Although the WTO does not draw formal distinctions among the different kinds of RTAs, it is possible nevertheless to distinguish three distinct categories of regional trade bodies.
Type I includes the European Union and the North American Free Trade Agreement (NAFTA). Both have brought significant lowering of trade barriers among their members, and expanded their intra-regional trade. Specific sectors of some members’ economies have been negatively affected—for example, in NAFTA, U.S. exports to Mexico of less-expensive American corn and wheat caused problems for Mexican farmers. But since the key actors in both NAFTA and the EU continued to be supporters of the multilateral trade agenda, neither agreement has damaged the broad purposes of the WTO.
A different judgment applies to the much larger Type II category of regional trade agreements, often called “free trade areas.” They include Mercosur, the China-ASEAN FTA, and several “economic partnership” agreements. Mercosur in its early years did contribute to increases in intra-regional trade. But it has fallen on hard times and Venezuela’s recent admission, as an experienced analyst puts it, “effectively puts to rest the pretense of Mercosur as a serious economic integration arrangement.”1 Likewise, the large China-ASEAN FTA, with its dozens of exceptions, also makes a mockery of its “free trade area” label.
Critics cite three complaints. First, they argue all such FTAs should instead be called “preferential trade agreements” (PTAs), because by granting trade-opening measures only to their members, they detract from the goals of the WTO. Second, the sharp rise in regional arrangements has damaged the WTO’s centrality to the world trading system. If states can achieve their goals by virtue of regional FTAs, why bother with the WTO? Finally, because many RTAs allow for numerous exceptions—so members can exclude select goods and services from their trade agreements—they do not meet the “substantially all trade” standard of the WTO’s Article 24.

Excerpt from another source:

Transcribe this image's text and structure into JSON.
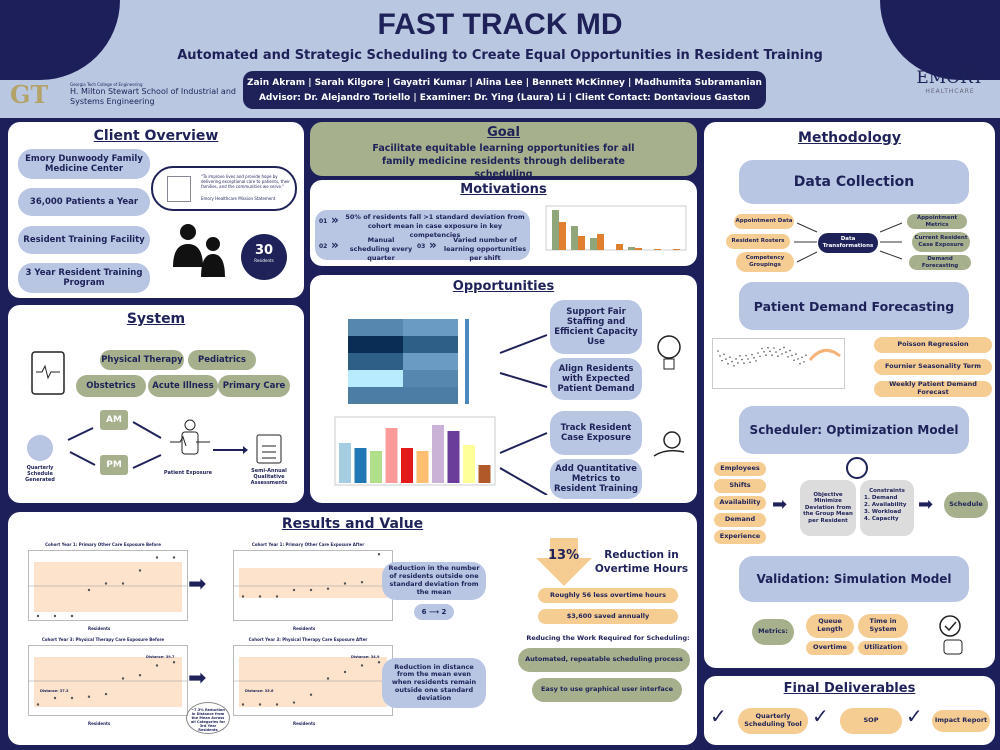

The same is not true for the TPP. What puts the TPP into a separate category, Type III, is both its plurilateral nature and its genuine free trade goals. Indeed, the TPP’s more than 20 chapters reach into every sector of a nation’s economy that is involved in foreign trade, including merchandise, agricultural goods, banking, insurance services, and trade-related activities on the Internet.
One indication of the significance of the TPP is that both Canada and Mexico just joined in October, meaning the bloc will encompass 658 million people and a combined GDP of $20.5 trillion. Another telling clue about the nature of the TPP is in its origins: the three small states that began negotiations—Chile, Singapore and New Zealand—have led the world with their open-trade policies. In sum, the TPP aims for a comprehensive trade-liberalizing agreement that will not only deepen traditional WTO reforms but add new obligations in “areas not yet subject to WTO disciplines.”
No one knows whether these aims will be fulfilled, but their purpose reflects deep and enduring U.S. goals fully consistent with the GATT’s original commitment to a world of open trade. The multilateral and global GATT/WTO approach had strong U.S. support for more than 50 years, and its successes helped the WTO grow to more than 150 members. In fact, it may be the WTO’s size that has contributed to its present stasis, partly explained by former USTR Robert Zoellick’s comment that the “won’t do” nations have prevailed over those who “can do.” In contrast, the TPP reflects that “can do” mission, and, rather than detracting from the WTO, is likely to sustain the genuinely open-trade goals shared by the U.S. and the WTO.